They spent 300,000 conversations proving there's nobody on the other end
Anthropic analyzed 309,815 real conversations and measured four value axes in Claude. Chinese-language reposts all got it backwards in the same place: the paper's very first footnote states plainly that they do not imply Claude intrinsically holds values. They spent 300,000 conversations, and in the least conspicuous corner of the paper, proved it — there's nobody on the other end.
A while back I wrote "One map, two readings: what happens when AI models are dropped into the World Values Survey". At the time all I had was a single static chart — The Economist had dropped twenty-odd models onto Inglehart-Welzel's cultural map, and it looked like ironclad proof of AI cultural homogenization. My conclusion then was: the homogenization is real, it's just hiding in the wrong place. Shift the scale and the structure of difference between models is plainly there.
What I lacked back then was data. All I could do was reason backwards from a chart someone else had drawn.
On July 13, Anthropic filled in the missing data. They published "Claude's values across models and languages", analyzing 309,815 de-identified real conversations and compressing the three thousand-plus values catalogued in "Values in the Wild" into four measurable axes. This is exactly what I wanted and couldn't get: not a map drawn by an outside survey, but coordinates measured from the hundreds of thousands of sentences the model itself produces every day.
Four axes, and one thing every Facebook post got backwards
The four axes are: accommodating vs. cautious, warm vs. rigorous, thorough vs. concise, and candid vs. execution-focused. In testing, Sonnet 4.6 skews warm, accommodating, concise; Opus 4.7 skews cautious, thorough, candid — it proactively flags risk, directly challenges your assumptions, and admits where it's unsure. This part, the Chinese-language write-ups got right.
But every Facebook repost I saw got it backwards in the same place.
Their headlines and their prose all talk about "Claude's values," "Claude's personality" — as if the research proved that inside this entity called Claude lives a set of values that shift.
The original takes precisely the opposite position. The paper's first footnote says it in black and white: they do not imply that Claude intrinsically holds values (We do not imply that Claude intrinsically holds values). What they measure is what the output expresses, not what it believes.
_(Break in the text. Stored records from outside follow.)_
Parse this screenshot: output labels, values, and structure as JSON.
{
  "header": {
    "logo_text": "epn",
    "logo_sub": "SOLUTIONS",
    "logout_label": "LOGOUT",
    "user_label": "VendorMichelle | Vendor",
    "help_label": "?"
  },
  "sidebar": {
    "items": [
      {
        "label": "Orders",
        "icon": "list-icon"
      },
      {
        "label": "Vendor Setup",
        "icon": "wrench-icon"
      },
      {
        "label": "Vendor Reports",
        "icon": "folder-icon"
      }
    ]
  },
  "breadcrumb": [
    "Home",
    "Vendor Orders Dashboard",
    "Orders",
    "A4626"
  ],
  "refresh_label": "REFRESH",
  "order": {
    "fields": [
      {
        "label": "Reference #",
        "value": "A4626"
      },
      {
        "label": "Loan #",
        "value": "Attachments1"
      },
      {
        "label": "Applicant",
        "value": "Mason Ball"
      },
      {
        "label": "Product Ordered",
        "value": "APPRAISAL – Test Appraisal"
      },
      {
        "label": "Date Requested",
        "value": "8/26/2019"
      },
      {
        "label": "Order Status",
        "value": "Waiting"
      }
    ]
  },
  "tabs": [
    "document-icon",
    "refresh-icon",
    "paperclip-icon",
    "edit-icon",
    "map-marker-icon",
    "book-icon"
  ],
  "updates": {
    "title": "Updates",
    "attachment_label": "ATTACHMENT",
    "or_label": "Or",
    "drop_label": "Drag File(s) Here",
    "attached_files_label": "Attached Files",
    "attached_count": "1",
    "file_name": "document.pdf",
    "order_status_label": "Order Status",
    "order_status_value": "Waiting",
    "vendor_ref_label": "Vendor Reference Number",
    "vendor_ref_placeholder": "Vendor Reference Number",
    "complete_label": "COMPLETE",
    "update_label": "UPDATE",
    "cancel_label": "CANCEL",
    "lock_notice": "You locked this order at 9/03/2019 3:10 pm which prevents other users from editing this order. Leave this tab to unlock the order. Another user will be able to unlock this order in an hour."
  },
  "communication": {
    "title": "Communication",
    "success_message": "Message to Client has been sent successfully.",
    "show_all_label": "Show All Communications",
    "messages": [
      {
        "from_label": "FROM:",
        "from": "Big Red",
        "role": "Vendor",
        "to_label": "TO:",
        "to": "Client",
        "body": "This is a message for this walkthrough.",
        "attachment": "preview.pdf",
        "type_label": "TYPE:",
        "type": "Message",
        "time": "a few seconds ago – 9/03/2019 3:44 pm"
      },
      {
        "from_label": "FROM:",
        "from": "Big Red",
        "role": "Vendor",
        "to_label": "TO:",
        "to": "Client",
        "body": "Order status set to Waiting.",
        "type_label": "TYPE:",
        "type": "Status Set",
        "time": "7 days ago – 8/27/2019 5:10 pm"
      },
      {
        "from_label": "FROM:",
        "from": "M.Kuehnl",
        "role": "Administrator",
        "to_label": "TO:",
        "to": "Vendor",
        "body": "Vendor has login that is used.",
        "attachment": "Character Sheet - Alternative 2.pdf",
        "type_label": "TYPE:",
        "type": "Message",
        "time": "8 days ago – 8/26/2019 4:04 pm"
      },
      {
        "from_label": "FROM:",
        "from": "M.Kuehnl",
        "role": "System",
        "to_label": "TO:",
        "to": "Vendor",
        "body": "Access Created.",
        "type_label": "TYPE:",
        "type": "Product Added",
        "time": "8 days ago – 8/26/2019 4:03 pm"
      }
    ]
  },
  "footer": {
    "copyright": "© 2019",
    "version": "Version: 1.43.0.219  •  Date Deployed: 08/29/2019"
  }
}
The entire paper meticulously writes every sentence as "the values Claude expresses," never once as "the values Claude has."
This distinction isn't hair-splitting. It's the same thing I keep coming back to in "He/It: a conversation that started with a number-guessing game" and "AI is a tool, no more and no less": you do get a useful response, but on the other end of that response there is no subject holding values. AI's detractors and AI's worshippers make the same mistake — both assume someone stands opposite who thinks, creates, and "holds" something.
Anthropic used 300,000 conversations and a full statistical apparatus to arrive, in a footnote, at the same sentence. They went to enormous lengths to measure an entity's personality profile, then reminded you in the least conspicuous spot: this isn't personality, it's a statistical tendency in the output. The difference is that I said it on intuition; they measured it with a ruler and then went out of their way to nail it down in a footnote.
The differences everyone amplified are actually tiny
There's another thing those "Claude's started talking in code" and "the model's personality changed completely after the update" posts never mention: the magnitude of these differences is very small.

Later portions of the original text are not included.